As power is transferred in Washington this week, the leading coalition of artists and labels lobbying against terrestrial radio’s exemption from music royalties is bringing its argument to the fore. In an open letter to the new 115th Congress, musicFIRST lays out its argument against the Local Radio Freedom Act, a non-binding resolution supported by hundreds of House and Senate members.
In dispute is radio’s exemption from statutory royalties for use of music recordings in over-the-air broadcasts. Radio does pay songwriters and publishers for their ownership of music played on the air. And radio does pay webcast royalty rates for online station streams, just like Pandora. But the air signal has always been exempt from this royalty cost in U.S. law, unlike many other countries.
“The 115th Congress has a unique opportunity to address these longstanding concerns with straightforward solutions,” the musicFIRST letter states. But no specific solution is proposed, aside from an implicit request to make a change. “Terrestrial radio must join EVERY other platform that builds a business delivering copyrighted content and compensate artists for their music.”
On the other end of this tug-of-war, the National Association of Broadcasters (NAB) promotes the Local Radio Freedom Act, which opposes “any new performance fee, tax, royalty, or other charge on local broadcast radio stations.” The resolution is not a law; it is a policy commitment signed by 26 senators and 232 representatives.
A straightforward and specific solution might not be as easy as musicFIRST makes it sound. Even aside from the powerful policy efforts by the D.C.-based NAB, lawmakers of many stripes might be permanently unwilling to impose a new and potentially debilitating cost on radio groups and hundreds of local stations.
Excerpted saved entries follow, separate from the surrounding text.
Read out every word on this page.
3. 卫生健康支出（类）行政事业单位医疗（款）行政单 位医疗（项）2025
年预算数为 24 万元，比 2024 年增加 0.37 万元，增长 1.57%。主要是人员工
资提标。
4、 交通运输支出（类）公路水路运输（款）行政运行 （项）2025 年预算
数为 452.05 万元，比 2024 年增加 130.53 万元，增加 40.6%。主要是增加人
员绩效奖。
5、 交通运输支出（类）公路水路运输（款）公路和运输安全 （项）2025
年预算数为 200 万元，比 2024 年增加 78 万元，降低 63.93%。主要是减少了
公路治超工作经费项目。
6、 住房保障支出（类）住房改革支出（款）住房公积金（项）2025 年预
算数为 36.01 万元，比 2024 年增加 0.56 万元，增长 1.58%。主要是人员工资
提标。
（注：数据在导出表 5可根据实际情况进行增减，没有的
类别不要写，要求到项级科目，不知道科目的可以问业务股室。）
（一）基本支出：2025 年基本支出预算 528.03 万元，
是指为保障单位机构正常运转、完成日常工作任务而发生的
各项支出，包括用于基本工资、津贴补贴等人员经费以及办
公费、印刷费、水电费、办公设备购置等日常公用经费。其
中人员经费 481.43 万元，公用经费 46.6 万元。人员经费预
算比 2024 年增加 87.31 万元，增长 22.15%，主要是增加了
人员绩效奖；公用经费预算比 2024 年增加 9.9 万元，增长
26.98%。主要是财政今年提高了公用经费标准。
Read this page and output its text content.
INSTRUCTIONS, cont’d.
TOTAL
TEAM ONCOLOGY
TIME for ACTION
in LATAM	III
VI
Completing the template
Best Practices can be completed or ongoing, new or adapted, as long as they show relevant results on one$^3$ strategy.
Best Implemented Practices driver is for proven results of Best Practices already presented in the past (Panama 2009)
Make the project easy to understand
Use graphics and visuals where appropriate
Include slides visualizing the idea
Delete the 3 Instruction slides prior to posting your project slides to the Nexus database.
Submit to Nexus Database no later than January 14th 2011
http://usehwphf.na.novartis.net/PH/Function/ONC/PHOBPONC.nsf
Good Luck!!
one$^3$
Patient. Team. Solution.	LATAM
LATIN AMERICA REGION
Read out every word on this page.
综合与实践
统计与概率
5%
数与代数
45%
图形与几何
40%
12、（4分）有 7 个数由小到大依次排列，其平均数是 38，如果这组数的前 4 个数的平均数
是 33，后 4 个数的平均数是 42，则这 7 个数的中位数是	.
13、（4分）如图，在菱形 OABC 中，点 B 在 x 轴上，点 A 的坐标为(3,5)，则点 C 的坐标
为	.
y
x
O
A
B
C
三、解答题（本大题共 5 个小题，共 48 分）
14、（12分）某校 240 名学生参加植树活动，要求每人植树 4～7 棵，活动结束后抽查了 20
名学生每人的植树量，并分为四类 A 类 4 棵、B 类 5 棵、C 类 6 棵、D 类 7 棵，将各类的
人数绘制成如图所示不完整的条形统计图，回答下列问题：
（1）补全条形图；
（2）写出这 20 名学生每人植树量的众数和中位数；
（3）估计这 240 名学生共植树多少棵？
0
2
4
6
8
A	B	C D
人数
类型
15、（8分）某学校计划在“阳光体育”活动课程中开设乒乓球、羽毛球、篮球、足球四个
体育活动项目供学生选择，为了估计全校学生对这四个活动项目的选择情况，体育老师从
For the NAB, to a certain extent, this is a matter of protecting local businesses. musicFIRST notes that 10 radio groups control 50% of the U.S. market. That’s another way of saying that half of U.S. radio is smaller clusters, some of which are family businesses running tight budgets.
Promoting new music, to the benefit of the record industry, has been the historical basis of radio’s exemption. musicFIRST doesn’t strengthen its case by arguing that radio has become irrelevant in the music discovery process. “Long-gone are the days when radio helped ‘discover’ performers,” the organization’s letter states. That assertion is contradicted by most consumer research, notably The Infinite Dial (annually produced by Edison Research and Triton Digital), which in 2016 found that AM/FM radio is the most popular source used for “keeping up-to-date with music.” (It is less popular but still much used by young people.)
Putting aside the rightness or wrongness of disrupting the radio industry, it’s not easy to imagine how to structure a radio royalty. musicFIRST demands a market-based compensation structure. The webcast royalty market which governs Pandora, other online radio ventures, and terrestrial streams, is based on a monetary amount per stream. In online radio, each stream reaches one listener — in other words, each stream is a single performance of a song. That model is already misapplied to terrestrial streams, where each song spin is performed to many people. Move that model over to on-air music, which has enormous reach, and radio would be paying the statutory rate of 17 cents for 100 spins of a song, which might comprise millions of performances.
A second market-based solution exists in music services which deal directly with labels, avoiding government regulation. Market leader Spotify pays between 55% and 70% (depending on reported accounting methods) of its total revenue on the cost of music. Does anyone at musicFIRST imagine Congress imposing that cost burden on American radio?
Private, open-market deals that contain a level of satisfaction to both sides of the argument might be the most productive path forward. There is precedent. Two industry titans, Warner Music on the radio side and Clear Channel on the broadcast side, executed a 2013 deal which paid labels for airplay in exchange for favorable streaming rates. (Clear Channel is now iHeartMedia.) Big Machine Label Group in Nashville made a similar deal with Clear Channel.
There is little question that U.S. music royalty regulations are unbalanced, in an era when monetizing the broadcast promotion of songs is shifting from discrete purchases (CDs and downloads) to cloud access via services which do pay label royalties. But musicFIRST’s blithe assertion that “Congress can very easily fix this” might get some eyes rolling in Congress. If lawmakers follow the path of least resistance, they will take no action indefinitely and recommend open-market solutions.